Participer au Prix de la Nouvelle Érotique cuvée 2022, non mais quelle idée j’ai eu ! Cela faisait un moment que je reluquais du côté de ce concours d’écriture sans vraiment imaginer me sentir capable de tenir ce pari un peu dingue à mes yeux : produire un texte (érotique of course) de 20 000 signes maximum entre minuit et huit heures du matin avec une double contrainte de thème et de mot final.

J’ai hésité longtemps et puis je me suis dit, pourquoi pas après tout ? Au pire, si je m’écroule sur mon clavier, vaincu par un méchant uppercut ou un KO technique, j’irai me coucher sans rien dire et basta. Alors j’ai postulé.

La huitième édition de ce concours pas comme les autres se déroulait cette année du samedi 12 au dimanche 13 novembre.

23 h 55 : un mail arrive et nous informe du thème (L’amour est un chien de l’enfer) et du mot final obligé (ampoule). Gloups. Gros moment de panique. Chien, enfer, amour, ampoule… Respirer. Allumer une cigarette. Avaler une gorgée de thé (à la menthe et bien sucré pour moi merci). Peu de temps avant le top départ, je me suis assigné une double contrainte supplémentaire. Mon histoire sera celle d’un vieil homme et elle ne dépassera pas les 8 000 signes. Je passe un bon quart d’heure à me torturer les méninges pour imaginer comment relier tout cela.

Et puis d’un coup, je me lance. Sur le rythme d’une première phrase comme souvent, et sans avoir la moindre idée du déroulement et de la fin. Bon d’accord, là il faut placer une ampoule. Allumée ou éteinte au fait ?

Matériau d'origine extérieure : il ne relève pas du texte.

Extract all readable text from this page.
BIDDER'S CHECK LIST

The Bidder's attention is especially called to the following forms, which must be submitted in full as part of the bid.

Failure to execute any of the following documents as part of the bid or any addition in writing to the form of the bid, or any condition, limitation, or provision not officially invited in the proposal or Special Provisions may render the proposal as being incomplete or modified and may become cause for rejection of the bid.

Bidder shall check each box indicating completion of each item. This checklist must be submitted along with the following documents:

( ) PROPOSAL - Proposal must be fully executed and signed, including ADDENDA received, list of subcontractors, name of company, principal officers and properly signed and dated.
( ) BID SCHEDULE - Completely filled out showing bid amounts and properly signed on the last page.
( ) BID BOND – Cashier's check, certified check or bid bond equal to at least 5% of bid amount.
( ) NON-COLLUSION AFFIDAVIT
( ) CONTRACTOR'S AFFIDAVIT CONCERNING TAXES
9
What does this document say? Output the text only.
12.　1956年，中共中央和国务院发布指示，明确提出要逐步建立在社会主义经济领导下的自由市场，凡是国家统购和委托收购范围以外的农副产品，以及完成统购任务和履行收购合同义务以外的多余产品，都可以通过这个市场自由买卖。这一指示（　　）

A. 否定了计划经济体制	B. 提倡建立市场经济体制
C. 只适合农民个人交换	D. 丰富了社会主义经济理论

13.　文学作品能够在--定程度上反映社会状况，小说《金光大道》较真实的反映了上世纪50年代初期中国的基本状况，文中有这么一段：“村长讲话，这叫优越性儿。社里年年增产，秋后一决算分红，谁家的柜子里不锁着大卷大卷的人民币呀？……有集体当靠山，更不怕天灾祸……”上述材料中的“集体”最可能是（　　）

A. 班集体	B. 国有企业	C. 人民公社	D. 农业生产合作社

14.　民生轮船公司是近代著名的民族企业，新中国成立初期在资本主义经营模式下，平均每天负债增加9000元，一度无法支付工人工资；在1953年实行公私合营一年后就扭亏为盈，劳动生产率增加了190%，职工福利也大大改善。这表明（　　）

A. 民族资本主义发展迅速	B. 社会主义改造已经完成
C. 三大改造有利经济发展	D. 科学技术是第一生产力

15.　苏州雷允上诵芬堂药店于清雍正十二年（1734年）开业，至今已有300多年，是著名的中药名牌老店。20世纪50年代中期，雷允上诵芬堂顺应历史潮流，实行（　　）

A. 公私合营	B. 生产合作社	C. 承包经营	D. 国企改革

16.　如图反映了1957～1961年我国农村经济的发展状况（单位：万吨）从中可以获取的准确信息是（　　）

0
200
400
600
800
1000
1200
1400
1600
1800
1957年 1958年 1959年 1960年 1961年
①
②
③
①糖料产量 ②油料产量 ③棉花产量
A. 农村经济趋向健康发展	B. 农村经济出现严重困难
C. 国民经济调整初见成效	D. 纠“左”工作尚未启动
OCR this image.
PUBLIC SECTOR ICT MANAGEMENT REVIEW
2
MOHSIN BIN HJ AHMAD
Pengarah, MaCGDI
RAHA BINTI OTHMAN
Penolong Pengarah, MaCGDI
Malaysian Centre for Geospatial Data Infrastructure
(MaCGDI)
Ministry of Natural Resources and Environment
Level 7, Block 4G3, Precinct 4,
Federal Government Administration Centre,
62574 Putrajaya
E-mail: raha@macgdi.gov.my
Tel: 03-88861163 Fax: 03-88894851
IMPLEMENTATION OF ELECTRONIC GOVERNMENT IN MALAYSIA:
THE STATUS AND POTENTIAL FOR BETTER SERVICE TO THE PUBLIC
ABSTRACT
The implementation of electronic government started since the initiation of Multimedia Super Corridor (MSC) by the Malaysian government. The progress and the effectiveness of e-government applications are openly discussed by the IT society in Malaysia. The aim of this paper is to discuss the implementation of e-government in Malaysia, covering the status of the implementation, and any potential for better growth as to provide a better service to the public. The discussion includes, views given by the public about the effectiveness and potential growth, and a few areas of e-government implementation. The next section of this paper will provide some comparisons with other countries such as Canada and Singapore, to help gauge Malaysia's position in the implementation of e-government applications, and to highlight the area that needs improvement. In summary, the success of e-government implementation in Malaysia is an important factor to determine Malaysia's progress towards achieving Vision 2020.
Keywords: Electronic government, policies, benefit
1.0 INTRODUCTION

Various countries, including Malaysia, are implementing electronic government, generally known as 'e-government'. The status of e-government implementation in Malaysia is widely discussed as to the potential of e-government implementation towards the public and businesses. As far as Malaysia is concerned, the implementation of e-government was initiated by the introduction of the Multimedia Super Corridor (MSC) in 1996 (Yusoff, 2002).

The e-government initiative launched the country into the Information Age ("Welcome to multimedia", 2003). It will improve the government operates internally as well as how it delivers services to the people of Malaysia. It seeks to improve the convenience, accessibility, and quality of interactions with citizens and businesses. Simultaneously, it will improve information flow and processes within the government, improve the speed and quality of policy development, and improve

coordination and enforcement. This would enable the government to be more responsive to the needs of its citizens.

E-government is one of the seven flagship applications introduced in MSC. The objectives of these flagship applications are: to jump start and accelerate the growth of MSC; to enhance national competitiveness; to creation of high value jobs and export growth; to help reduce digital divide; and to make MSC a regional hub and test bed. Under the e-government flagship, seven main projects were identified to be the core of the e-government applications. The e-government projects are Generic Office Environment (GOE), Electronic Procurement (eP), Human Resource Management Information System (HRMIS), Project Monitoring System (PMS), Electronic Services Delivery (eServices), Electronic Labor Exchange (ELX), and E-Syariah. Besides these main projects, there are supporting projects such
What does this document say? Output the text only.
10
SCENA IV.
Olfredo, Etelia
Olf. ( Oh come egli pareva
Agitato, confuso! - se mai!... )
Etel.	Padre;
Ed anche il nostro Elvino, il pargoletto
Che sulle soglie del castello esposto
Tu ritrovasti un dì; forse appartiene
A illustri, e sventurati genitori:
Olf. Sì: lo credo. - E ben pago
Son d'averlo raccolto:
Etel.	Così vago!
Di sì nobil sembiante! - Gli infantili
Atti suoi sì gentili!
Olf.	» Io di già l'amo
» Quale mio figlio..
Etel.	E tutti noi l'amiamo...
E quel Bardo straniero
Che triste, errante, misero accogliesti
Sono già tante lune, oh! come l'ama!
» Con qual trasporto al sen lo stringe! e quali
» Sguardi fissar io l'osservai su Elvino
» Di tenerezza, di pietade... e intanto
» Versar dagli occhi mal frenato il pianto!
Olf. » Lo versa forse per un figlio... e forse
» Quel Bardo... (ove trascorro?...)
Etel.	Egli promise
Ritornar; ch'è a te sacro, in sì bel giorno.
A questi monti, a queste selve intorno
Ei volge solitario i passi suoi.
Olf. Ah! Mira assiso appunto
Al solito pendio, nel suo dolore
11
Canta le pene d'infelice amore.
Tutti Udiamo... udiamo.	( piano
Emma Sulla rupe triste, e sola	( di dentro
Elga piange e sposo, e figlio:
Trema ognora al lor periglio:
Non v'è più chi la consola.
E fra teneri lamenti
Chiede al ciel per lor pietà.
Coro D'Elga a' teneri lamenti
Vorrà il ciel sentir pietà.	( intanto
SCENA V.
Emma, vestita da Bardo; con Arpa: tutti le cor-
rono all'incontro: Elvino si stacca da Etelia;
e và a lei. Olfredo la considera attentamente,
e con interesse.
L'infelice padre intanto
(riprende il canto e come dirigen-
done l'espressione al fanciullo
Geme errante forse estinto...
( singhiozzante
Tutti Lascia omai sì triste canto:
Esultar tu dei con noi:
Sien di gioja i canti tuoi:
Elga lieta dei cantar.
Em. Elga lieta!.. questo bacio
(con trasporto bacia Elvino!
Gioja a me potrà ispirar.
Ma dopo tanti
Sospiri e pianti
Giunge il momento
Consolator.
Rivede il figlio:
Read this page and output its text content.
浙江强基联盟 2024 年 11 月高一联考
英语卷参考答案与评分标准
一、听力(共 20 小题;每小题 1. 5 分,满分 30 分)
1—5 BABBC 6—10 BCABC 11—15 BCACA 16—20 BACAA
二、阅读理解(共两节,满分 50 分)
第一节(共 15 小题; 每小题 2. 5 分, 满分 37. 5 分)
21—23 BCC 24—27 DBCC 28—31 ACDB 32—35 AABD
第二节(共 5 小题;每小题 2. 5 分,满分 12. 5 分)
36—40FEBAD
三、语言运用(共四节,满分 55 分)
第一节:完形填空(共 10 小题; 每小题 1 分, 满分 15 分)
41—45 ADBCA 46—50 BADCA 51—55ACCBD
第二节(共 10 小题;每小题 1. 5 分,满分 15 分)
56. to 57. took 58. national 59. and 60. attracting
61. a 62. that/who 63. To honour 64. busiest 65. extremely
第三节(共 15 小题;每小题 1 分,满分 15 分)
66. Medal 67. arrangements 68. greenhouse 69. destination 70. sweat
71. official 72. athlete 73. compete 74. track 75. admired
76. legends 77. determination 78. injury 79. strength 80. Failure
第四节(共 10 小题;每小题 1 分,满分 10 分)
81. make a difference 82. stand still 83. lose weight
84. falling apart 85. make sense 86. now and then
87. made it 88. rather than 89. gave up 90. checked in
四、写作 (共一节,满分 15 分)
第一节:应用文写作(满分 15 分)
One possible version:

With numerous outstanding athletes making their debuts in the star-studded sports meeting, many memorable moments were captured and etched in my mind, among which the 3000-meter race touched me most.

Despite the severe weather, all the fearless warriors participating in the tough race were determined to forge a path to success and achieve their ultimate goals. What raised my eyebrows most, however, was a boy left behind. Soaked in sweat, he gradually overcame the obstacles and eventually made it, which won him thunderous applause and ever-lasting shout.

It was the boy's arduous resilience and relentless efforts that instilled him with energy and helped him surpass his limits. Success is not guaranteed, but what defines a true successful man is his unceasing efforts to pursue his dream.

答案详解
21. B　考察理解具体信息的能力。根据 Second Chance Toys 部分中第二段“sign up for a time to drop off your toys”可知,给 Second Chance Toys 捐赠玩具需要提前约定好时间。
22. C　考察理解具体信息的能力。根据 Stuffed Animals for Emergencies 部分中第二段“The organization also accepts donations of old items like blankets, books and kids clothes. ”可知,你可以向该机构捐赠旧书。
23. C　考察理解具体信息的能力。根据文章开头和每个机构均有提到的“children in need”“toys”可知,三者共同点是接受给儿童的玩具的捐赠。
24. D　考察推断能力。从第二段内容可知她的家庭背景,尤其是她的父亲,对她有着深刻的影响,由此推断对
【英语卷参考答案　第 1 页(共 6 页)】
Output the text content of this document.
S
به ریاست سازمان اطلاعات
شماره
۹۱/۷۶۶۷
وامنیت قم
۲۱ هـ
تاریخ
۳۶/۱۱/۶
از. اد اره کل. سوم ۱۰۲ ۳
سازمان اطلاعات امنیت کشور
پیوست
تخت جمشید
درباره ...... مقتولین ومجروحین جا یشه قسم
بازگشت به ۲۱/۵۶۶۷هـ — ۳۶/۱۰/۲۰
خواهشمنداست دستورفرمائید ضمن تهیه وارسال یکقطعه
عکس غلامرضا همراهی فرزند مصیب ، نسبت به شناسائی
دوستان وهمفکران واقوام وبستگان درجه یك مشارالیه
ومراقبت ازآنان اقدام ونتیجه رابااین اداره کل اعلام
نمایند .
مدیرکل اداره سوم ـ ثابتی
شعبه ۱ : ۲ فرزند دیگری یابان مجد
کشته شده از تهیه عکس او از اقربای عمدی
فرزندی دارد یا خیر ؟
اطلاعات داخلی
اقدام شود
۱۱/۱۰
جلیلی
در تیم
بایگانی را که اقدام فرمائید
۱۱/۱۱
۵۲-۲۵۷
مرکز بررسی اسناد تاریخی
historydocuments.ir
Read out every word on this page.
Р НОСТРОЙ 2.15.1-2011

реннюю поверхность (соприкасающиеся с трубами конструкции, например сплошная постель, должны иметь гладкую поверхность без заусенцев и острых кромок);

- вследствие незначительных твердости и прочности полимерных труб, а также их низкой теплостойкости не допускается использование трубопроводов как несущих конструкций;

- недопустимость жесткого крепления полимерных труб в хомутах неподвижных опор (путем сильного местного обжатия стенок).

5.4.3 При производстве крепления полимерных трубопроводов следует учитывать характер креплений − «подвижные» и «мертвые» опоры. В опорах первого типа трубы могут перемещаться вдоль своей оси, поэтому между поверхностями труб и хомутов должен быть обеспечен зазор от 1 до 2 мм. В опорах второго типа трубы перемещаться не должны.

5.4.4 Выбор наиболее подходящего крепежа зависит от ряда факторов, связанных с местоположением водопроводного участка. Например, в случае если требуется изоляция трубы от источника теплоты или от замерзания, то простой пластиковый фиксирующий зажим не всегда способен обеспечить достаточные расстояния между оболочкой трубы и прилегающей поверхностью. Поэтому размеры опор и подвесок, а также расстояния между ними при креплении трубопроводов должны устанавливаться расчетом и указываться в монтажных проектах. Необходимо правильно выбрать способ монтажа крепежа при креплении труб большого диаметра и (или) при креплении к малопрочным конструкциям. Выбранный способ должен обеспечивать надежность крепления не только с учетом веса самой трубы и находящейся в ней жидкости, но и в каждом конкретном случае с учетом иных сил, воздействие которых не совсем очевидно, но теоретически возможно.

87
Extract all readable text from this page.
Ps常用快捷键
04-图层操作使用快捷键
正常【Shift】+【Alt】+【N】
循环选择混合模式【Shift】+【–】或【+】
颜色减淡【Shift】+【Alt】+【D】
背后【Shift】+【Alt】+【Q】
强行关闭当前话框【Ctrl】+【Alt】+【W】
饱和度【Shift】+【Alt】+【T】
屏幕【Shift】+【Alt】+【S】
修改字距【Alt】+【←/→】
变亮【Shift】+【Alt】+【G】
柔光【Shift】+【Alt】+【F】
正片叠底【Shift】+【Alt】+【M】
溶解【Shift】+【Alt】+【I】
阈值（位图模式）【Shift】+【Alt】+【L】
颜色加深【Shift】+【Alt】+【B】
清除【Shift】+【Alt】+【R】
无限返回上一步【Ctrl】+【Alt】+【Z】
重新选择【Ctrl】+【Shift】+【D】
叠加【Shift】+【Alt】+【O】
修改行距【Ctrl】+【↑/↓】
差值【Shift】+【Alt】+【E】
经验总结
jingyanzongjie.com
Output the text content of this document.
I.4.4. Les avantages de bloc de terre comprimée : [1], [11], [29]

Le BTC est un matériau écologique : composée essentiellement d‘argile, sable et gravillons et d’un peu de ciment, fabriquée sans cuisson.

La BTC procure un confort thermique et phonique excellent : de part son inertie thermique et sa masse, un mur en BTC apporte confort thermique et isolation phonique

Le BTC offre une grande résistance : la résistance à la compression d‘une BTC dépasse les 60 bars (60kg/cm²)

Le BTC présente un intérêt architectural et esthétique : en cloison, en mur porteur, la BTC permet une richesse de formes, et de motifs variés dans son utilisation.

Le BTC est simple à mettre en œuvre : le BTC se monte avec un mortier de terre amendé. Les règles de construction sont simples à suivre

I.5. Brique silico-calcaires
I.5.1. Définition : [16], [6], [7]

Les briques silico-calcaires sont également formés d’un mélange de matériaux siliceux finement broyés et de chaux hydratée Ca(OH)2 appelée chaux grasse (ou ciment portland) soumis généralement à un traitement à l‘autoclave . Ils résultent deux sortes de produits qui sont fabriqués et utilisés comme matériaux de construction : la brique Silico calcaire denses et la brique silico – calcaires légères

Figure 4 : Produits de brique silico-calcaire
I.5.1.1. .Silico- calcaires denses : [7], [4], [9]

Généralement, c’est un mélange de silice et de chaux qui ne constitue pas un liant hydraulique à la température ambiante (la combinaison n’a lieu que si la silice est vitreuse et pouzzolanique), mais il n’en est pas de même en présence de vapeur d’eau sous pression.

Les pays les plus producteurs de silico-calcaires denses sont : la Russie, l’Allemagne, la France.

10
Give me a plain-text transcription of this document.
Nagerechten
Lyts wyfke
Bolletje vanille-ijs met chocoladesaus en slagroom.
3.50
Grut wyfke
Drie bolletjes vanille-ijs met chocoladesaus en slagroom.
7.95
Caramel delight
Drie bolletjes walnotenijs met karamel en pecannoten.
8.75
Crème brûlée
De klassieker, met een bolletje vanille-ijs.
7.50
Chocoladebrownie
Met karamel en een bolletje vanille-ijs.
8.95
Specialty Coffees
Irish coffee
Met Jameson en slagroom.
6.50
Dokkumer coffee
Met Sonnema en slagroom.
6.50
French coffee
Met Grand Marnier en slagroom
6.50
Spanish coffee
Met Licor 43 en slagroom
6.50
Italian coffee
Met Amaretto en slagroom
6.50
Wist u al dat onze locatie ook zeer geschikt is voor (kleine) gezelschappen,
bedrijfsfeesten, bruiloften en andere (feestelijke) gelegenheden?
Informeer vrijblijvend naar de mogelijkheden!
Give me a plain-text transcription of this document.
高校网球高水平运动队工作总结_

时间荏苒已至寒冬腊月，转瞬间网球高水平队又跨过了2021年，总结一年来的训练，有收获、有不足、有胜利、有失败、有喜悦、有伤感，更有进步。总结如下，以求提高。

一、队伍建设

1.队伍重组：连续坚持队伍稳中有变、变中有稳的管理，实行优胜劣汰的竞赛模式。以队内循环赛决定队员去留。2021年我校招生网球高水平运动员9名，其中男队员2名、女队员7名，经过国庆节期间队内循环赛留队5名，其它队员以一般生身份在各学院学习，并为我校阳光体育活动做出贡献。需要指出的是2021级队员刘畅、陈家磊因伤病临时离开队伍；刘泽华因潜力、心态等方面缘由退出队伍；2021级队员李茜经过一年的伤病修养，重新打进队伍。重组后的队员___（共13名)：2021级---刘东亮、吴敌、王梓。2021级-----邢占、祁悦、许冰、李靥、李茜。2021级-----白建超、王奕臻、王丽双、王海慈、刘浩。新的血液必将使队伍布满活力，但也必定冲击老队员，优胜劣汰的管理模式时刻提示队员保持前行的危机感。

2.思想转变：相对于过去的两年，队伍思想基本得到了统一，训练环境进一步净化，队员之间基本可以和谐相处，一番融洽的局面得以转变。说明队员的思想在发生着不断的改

On verra bien, écris donc triple buse !

Les heures passent. Le texte prend forme. J’avance à un bon rythme, un peu plus de 1 000 signes à l’heure. À ce rythme, je ne risque pas une contredanse, tout va bien. Rester concentrer et économiser les clopes. J’alterne thé à la menthe, chocolat noir et abricot sec (merci du conseil Sarah !).

De temps à autre, je passe sur la page Face Book du PNE, histoire de voir où en sont mes petits camarades. Christophe Siébert, le maître des cérémonies de cette nuit sous tension, mais aussi et surtout auteur et directeur de collection aux éditions La Musardine, y publie régulièrement des posts d’encouragements qui font bien du bien au moral. À lire les commentaires potaches, on se sent moins seul à galérer devant son écran.

Quatre heures du mat’, j’ai des frissons. Je sors une Red Bull du frigo et je monte le son. Avec l’aide du copain Sam Bender (@MetalAssBender loué sois-tu !), je me suis concocté une playlist Deezer baptisée PNE. J’en écoute un ou deux morceaux lorsque je m’accorde une pause. Impossible cette nuit d’écrire avec de la musique en continu. Magie de la caféine et de la taurine : le coup de barre redouté s’estompe. Midnight Oil aide bien aussi.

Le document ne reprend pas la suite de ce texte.